Tuesday, Jan 24, 2012
GUWAHATI, India - Nearly 700 Indian separatist rebels laid down their arms on Tuesday at a ceremony that the government hailed as a major step towards bringing peace to the restive northeast region.
Home Minister P. Chidambaram said the move was the result of a series of peace talks and ceasefires that have dampened violence after decades of militant activity by separatist tribal groups.
"Leave the past behind and look at the future positively," Chidambaram said at the ceremony in Guwahati, the main city of Assam.
"We assure that each one of you would be treated equally and be able to lead a life of dignity and honour," he added.

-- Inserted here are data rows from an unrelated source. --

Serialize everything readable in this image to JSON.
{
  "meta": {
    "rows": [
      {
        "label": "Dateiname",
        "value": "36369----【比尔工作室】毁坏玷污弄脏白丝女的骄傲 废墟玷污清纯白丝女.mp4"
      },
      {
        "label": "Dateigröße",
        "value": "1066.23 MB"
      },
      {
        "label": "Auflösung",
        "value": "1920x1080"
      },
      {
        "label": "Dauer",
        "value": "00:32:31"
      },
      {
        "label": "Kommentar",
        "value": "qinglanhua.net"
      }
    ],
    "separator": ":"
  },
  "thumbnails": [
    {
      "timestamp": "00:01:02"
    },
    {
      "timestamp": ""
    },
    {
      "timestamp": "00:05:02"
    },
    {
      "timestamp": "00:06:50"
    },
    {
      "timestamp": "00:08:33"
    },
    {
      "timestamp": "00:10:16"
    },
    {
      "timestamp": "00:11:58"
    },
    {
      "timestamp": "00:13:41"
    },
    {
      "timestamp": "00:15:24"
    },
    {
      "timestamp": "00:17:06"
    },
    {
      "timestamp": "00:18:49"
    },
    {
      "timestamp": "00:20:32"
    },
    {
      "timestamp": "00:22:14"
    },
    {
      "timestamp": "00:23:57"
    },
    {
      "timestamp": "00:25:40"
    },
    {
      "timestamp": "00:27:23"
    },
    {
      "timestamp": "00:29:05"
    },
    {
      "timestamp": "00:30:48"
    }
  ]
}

Rebels wearing green jungle fatigues handed over scores of rifles, machine guns and pistols in front of press photographers.
N. K. Das, a top local official, said a total of 676 militants from nine groups fighting for secession or greater autonomy had laid down their weapons.

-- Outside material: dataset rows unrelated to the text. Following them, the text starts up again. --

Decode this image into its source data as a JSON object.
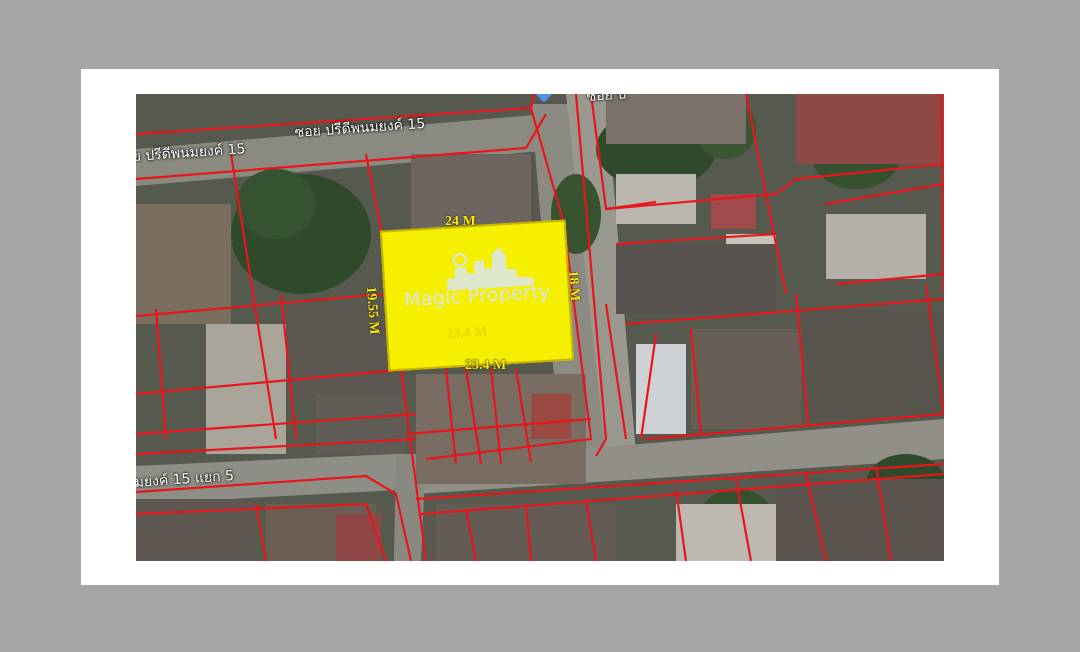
{
  "map": {
    "streets": {
      "top_road": "ซอย ปรีดีพนมยงค์ 15",
      "top_road_left": "ย ปรีดีพนมยงค์ 15",
      "top_right_road": "ซอย ป",
      "bottom_road": "มยงค์ 15 แยก 5"
    },
    "plot": {
      "highlight_color": "#f5f000",
      "watermark": "Magic Property",
      "dimensions": {
        "top": "24 M",
        "right": "18 M",
        "left": "19.55 M",
        "bottom": "23.4 M",
        "bottom_inner": "23.4 M"
      }
    },
    "boundary_color": "#e8151b",
    "pin_icon": "location-pin-icon"
  }
}
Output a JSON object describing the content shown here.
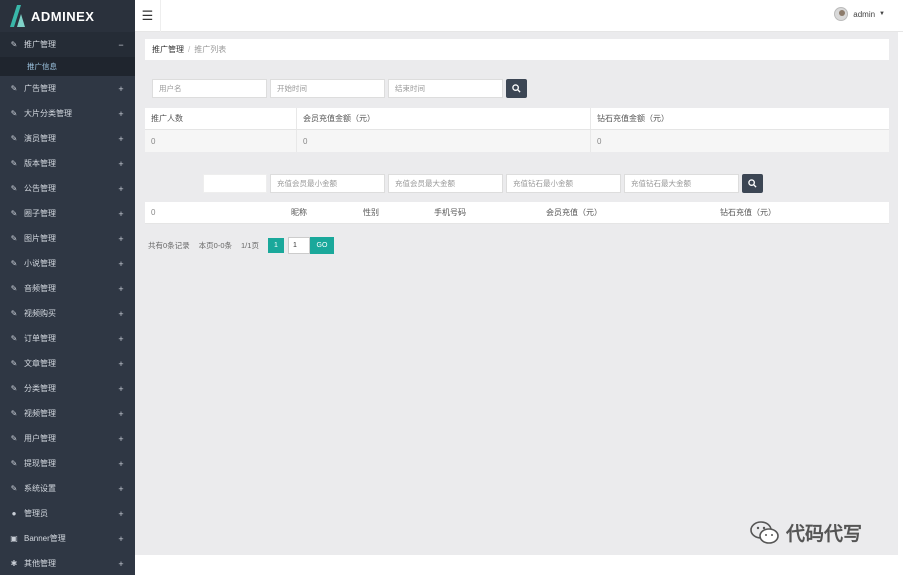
{
  "brand": {
    "name": "ADMINEX"
  },
  "topbar": {
    "username": "admin"
  },
  "sidebar": {
    "items": [
      {
        "icon": "edit-icon",
        "label": "推广管理",
        "mark": "−",
        "active": true
      },
      {
        "icon": "edit-icon",
        "label": "广告管理",
        "mark": "+"
      },
      {
        "icon": "edit-icon",
        "label": "大片分类管理",
        "mark": "+"
      },
      {
        "icon": "edit-icon",
        "label": "演员管理",
        "mark": "+"
      },
      {
        "icon": "edit-icon",
        "label": "版本管理",
        "mark": "+"
      },
      {
        "icon": "edit-icon",
        "label": "公告管理",
        "mark": "+"
      },
      {
        "icon": "edit-icon",
        "label": "圈子管理",
        "mark": "+"
      },
      {
        "icon": "edit-icon",
        "label": "图片管理",
        "mark": "+"
      },
      {
        "icon": "edit-icon",
        "label": "小说管理",
        "mark": "+"
      },
      {
        "icon": "edit-icon",
        "label": "音频管理",
        "mark": "+"
      },
      {
        "icon": "edit-icon",
        "label": "视频购买",
        "mark": "+"
      },
      {
        "icon": "edit-icon",
        "label": "订单管理",
        "mark": "+"
      },
      {
        "icon": "edit-icon",
        "label": "文章管理",
        "mark": "+"
      },
      {
        "icon": "edit-icon",
        "label": "分类管理",
        "mark": "+"
      },
      {
        "icon": "edit-icon",
        "label": "视频管理",
        "mark": "+"
      },
      {
        "icon": "edit-icon",
        "label": "用户管理",
        "mark": "+"
      },
      {
        "icon": "edit-icon",
        "label": "提现管理",
        "mark": "+"
      },
      {
        "icon": "edit-icon",
        "label": "系统设置",
        "mark": "+"
      },
      {
        "icon": "user-icon",
        "label": "管理员",
        "mark": "+"
      },
      {
        "icon": "image-icon",
        "label": "Banner管理",
        "mark": "+"
      },
      {
        "icon": "gear-icon",
        "label": "其他管理",
        "mark": "+"
      }
    ],
    "sub_item": "推广信息"
  },
  "breadcrumb": {
    "current": "推广管理",
    "separator": "/",
    "page": "推广列表"
  },
  "filter1": {
    "username_placeholder": "用户名",
    "start_placeholder": "开始时间",
    "end_placeholder": "结束时间"
  },
  "summary_table": {
    "headers": [
      "推广人数",
      "会员充值金额（元）",
      "钻石充值金额（元）"
    ],
    "values": [
      "0",
      "0",
      "0"
    ]
  },
  "filter2": {
    "placeholders": [
      "充值会员最小金额",
      "充值会员最大金额",
      "充值钻石最小金额",
      "充值钻石最大金额"
    ]
  },
  "detail_table": {
    "lead_value": "0",
    "headers": [
      "昵称",
      "性别",
      "手机号码",
      "会员充值（元）",
      "钻石充值（元）"
    ]
  },
  "pager": {
    "total": "共有0条记录",
    "range": "本页0-0条",
    "pages": "1/1页",
    "current": "1",
    "input_value": "1",
    "go": "GO"
  },
  "watermark": {
    "text": "代码代写"
  },
  "colors": {
    "sidebar": "#2f3744",
    "accent": "#1aa89b",
    "button": "#3c4654",
    "background": "#ebebed"
  }
}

Javerez Khaka, chairman of the Adivasi Cobra Militant of Assam group, told AFP that the fighters wanted "to join the mainstream with the sincere hope that our grievances could be resolved through negotiations."
India has been wracked by separatist conflicts since its independence in 1947, with deadly insurgencies in its northwestern Kashmir region as well as in the northeast, which borders Bangladesh, China and Myanmar.